Suppose three vectors $a, b, c \in \mathbb{R}^l$ are given. What would be the best approach to scale $b$ and $c$ (with numbers $s, t \in \mathbb{R}$ respectively) in such a way that the distance $a-(sb+tc)$ gets minimized (optimal case: $a=tb+sc$).
I've thought about using the first two moments for calculating the parameters: $E[a]=E[sb+tc]=sE[b]+tE[c]$ and $Var[a]=Var[sb+tc]=s^2Var[b]+t^2Var[c]$. Would that make for a good approximation?

Answer 1

Hint: study the polynomial: $$ f(s,t) = \|a − (sb + tc)\|^2 = $$ $$ = a\cdot a - 2(a\cdot b)s - 2(a\cdot c)t + 2(b\cdot c)st + (b\cdot b)s^2 + (c\cdot c)t^2. $$ $$0 = \frac{\partial f}{\partial s} = \cdots$$ $$0 = \frac{\partial f}{\partial t} = \cdots$$

Answer 2

The case $a=tb+sc$ is achievable only if $a,$ $b,$ and $c$ are linearly dependent; since they are three vectors, that would mean they all lie in a single subspace of dimension $2,$ that is, in the same two-dimensional plane. If $l > 2$ it is not guaranteed that three arbitrary vectors will all lie in one plane.

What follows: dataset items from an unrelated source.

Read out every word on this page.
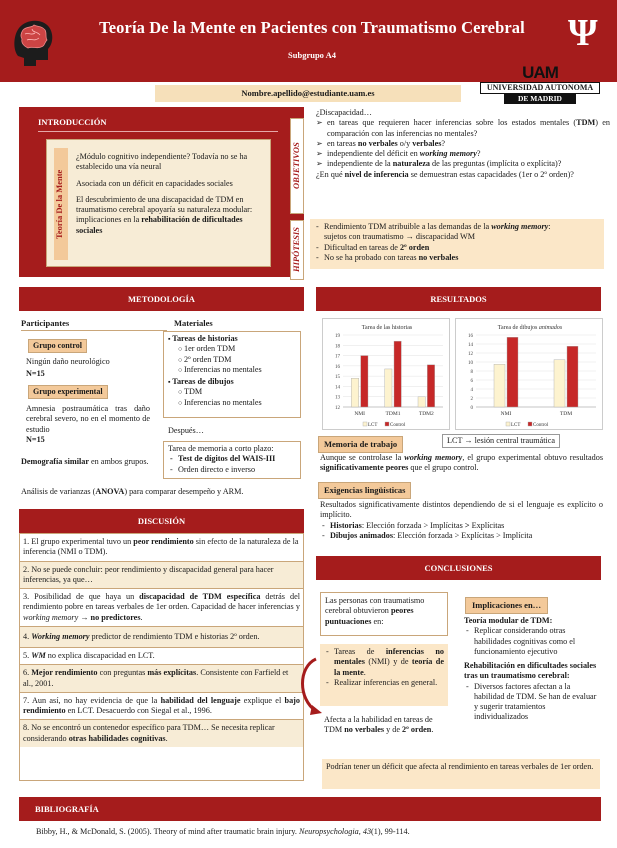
Teoría De la Mente en Pacientes con Traumatismo Cerebral
Subgrupo A4
Ψ
Nombre.apellido@estudiante.uam.es
UAM
UNIVERSIDAD AUTONOMA
DE MADRID
INTRODUCCIÓN
Teoría De la Mente

¿Módulo cognitivo independiente? Todavía no se ha establecido una vía neural

Asociada con un déficit en capacidades sociales

El descubrimiento de una discapacidad de TDM en traumatismo cerebral apoyaría su naturaleza modular: implicaciones en la rehabilitación de dificultades sociales

OBJETIVOS

¿Discapacidad…

➢ en tareas que requieren hacer inferencias sobre los estados mentales (TDM) en comparación con las inferencias no mentales?
➢ en tareas no verbales o/y verbales?
➢ independiente del déficit en working memory?
➢ independiente de la naturaleza de las preguntas (implícita o explícita)?

¿En qué nivel de inferencia se demuestran estas capacidades (1er o 2º orden)?

HIPÓTESIS
- Rendimiento TDM atribuible a las demandas de la working memory:
sujetos con traumatismo → discapacidad WM
- Dificultad en tareas de 2º orden
- No se ha probado con tareas no verbales
METODOLOGÍA
Participantes
Grupo control
Ningún daño neurológico
N=15
Grupo experimental
Amnesia postraumática tras daño cerebral severo, no en el momento de estudio
N=15
Materiales
▪ Tareas de historias
○ 1er orden TDM
○ 2º orden TDM
○ Inferencias no mentales
▪ Tareas de dibujos
○ TDM
○ Inferencias no mentales
Después…
Tarea de memoria a corto plazo:
- Test de dígitos del WAIS-III
- Orden directo e inverso
Demografía similar en ambos grupos.
Análisis de varianzas (ANOVA) para comparar desempeño y ARM.
RESULTADOS
Tarea de las historias
12
13
14
15
16
17
18
19
NMI	TDM1	TDM2
LCT	Control
Tarea de dibujos animados
0
2
4
6
8
10
12
14
16
NMI	TDM
LCT	Control
Memoria de trabajo	LCT → lesión central traumática
Aunque se controlase la working memory, el grupo experimental obtuvo resultados significativamente peores que el grupo control.
Exigencias lingüísticas

Resultados significativamente distintos dependiendo de si el lenguaje es explícito o implícito.

- Historias: Elección forzada > Implícitas > Explícitas
- Dibujos animados: Elección forzada > Explícitas > Implícita
DISCUSIÓN
1. El grupo experimental tuvo un peor rendimiento sin efecto de la naturaleza de la inferencia (NMI o TDM).
2. No se puede concluir: peor rendimiento y discapacidad general para hacer inferencias, ya que…
3. Posibilidad de que haya un discapacidad de TDM específica detrás del rendimiento pobre en tareas verbales de 1er orden. Capacidad de hacer inferencias y working memory → no predictores.
4. Working memory predictor de rendimiento TDM e historias 2º orden.
5. WM no explica discapacidad en LCT.
6. Mejor rendimiento con preguntas más explícitas. Consistente con Farfield et al., 2001.
7. Aun así, no hay evidencia de que la habilidad del lenguaje explique el bajo rendimiento en LCT. Desacuerdo con Siegal et al., 1996.
8. No se encontró un contenedor específico para TDM… Se necesita replicar considerando otras habilidades cognitivas.
CONCLUSIONES
Las personas con traumatismo cerebral obtuvieron peores puntuaciones en:
- Tareas de inferencias no mentales (NMI) y de teoría de la mente.
- Realizar inferencias en general.
Afecta a la habilidad en tareas de TDM no verbales y de 2º orden.
Podrían tener un déficit que afecta al rendimiento en tareas verbales de 1er orden.
Implicaciones en…
Teoría modular de TDM:
- Replicar considerando otras habilidades cognitivas como el funcionamiento ejecutivo
Rehabilitación en dificultades sociales tras un traumatismo cerebral:
- Diversos factores afectan a la habilidad de TDM. Se han de evaluar y sugerir tratamientos individualizados
BIBLIOGRAFÍA
Bibby, H., & McDonald, S. (2005). Theory of mind after traumatic brain injury. Neuropsychologia, 43(1), 99-114.
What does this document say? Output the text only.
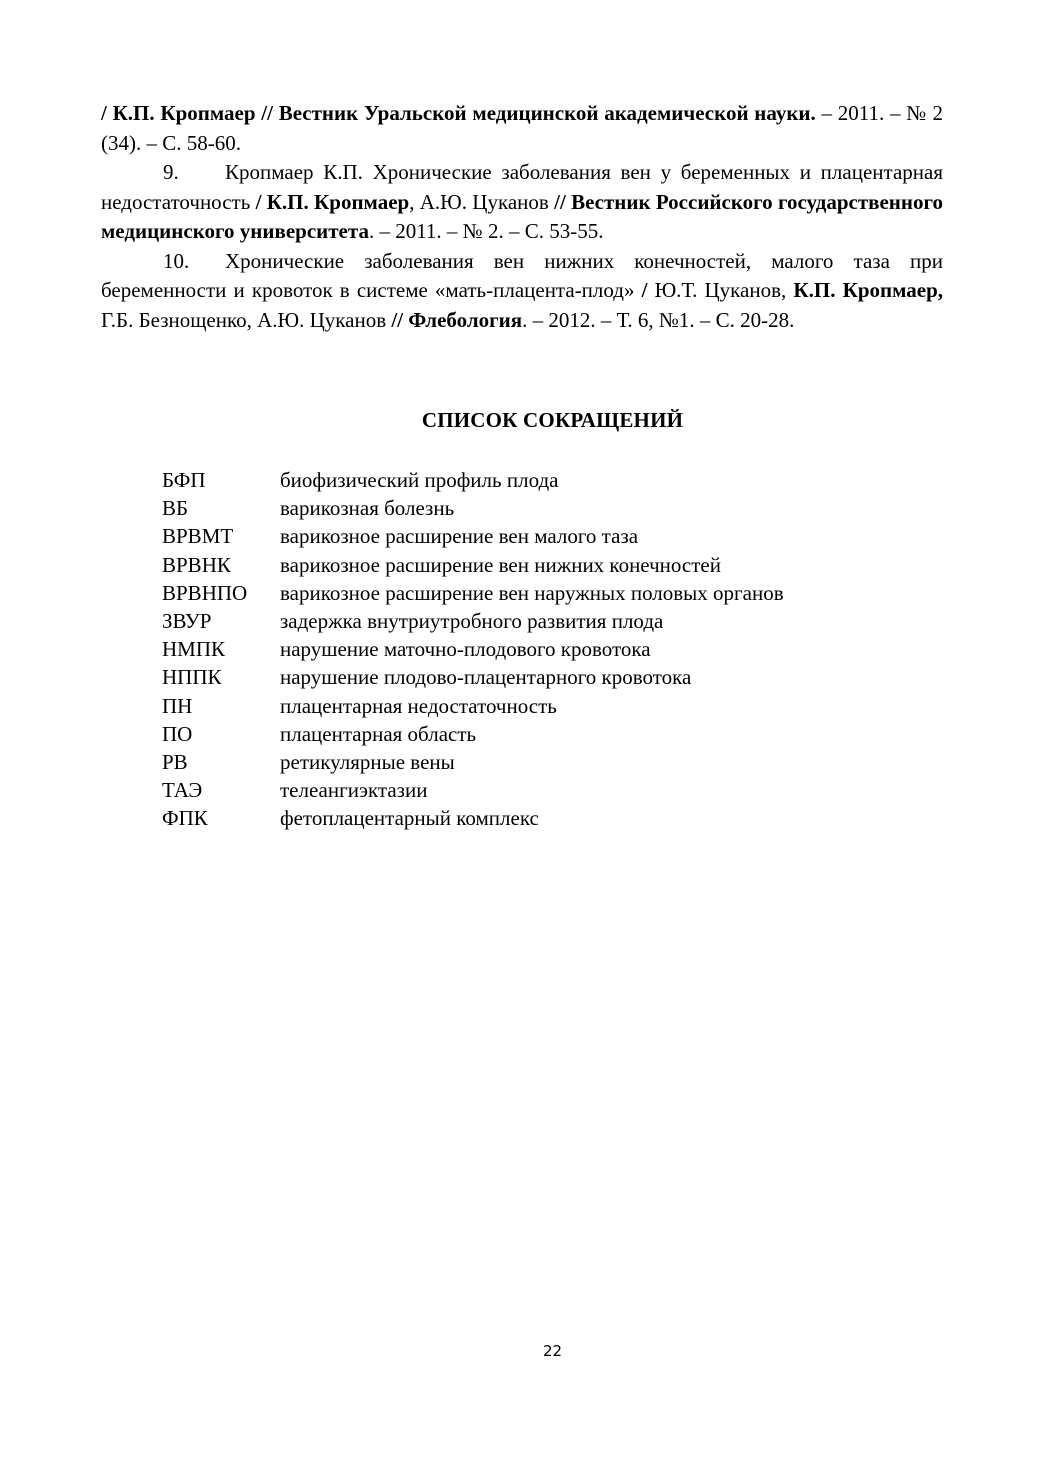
/ К.П. Кропмаер // Вестник Уральской медицинской академической науки. – 2011. – № 2 (34). – С. 58-60.

9. Кропмаер К.П. Хронические заболевания вен у беременных и плацентарная недостаточность / К.П. Кропмаер, А.Ю. Цуканов // Вестник Российского государственного медицинского университета. – 2011. – № 2. – С. 53-55.

10. Хронические заболевания вен нижних конечностей, малого таза при беременности и кровоток в системе «мать-плацента-плод» / Ю.Т. Цуканов, К.П. Кропмаер, Г.Б. Безнощенко, А.Ю. Цуканов // Флебология. – 2012. – Т. 6, №1. – С. 20-28.

СПИСОК СОКРАЩЕНИЙ
БФП	биофизический профиль плода
ВБ	варикозная болезнь
ВРВМТ	варикозное расширение вен малого таза
ВРВНК	варикозное расширение вен нижних конечностей
ВРВНПО	варикозное расширение вен наружных половых органов
ЗВУР	задержка внутриутробного развития плода
НМПК	нарушение маточно-плодового кровотока
НППК	нарушение плодово-плацентарного кровотока
ПН	плацентарная недостаточность
ПО	плацентарная область
РВ	ретикулярные вены
ТАЭ	телеангиэктазии
ФПК	фетоплацентарный комплекс
22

Your use of notations such as $E[a]$ and $Var[a]$ implies that you think the vectors are random. But if $E[a],$ $E[b],$ and $E[c]$ exist, each is a vector in $\mathbb R^l,$ hence you have the same problem solving $E[a]=sE[b]+tE[c]$ as you do for solving $a=sb+tc$ when $a,$ $b,$ and $c$ are known vectors: there is a solution only in the special case in which the three vectors lie in one subspace of dimension $2.$

In the case where you cannot set $a - (sb+tc) = 0$ exactly, you can minimize the difference by projecting $a$ orthogonally onto the plane spanned by $b$ and $c.$ Since the projected vector $a'$ is in the same plane as $b$ and $c,$ it is linearly dependent on them, and you can solve $a' = sb+tc.$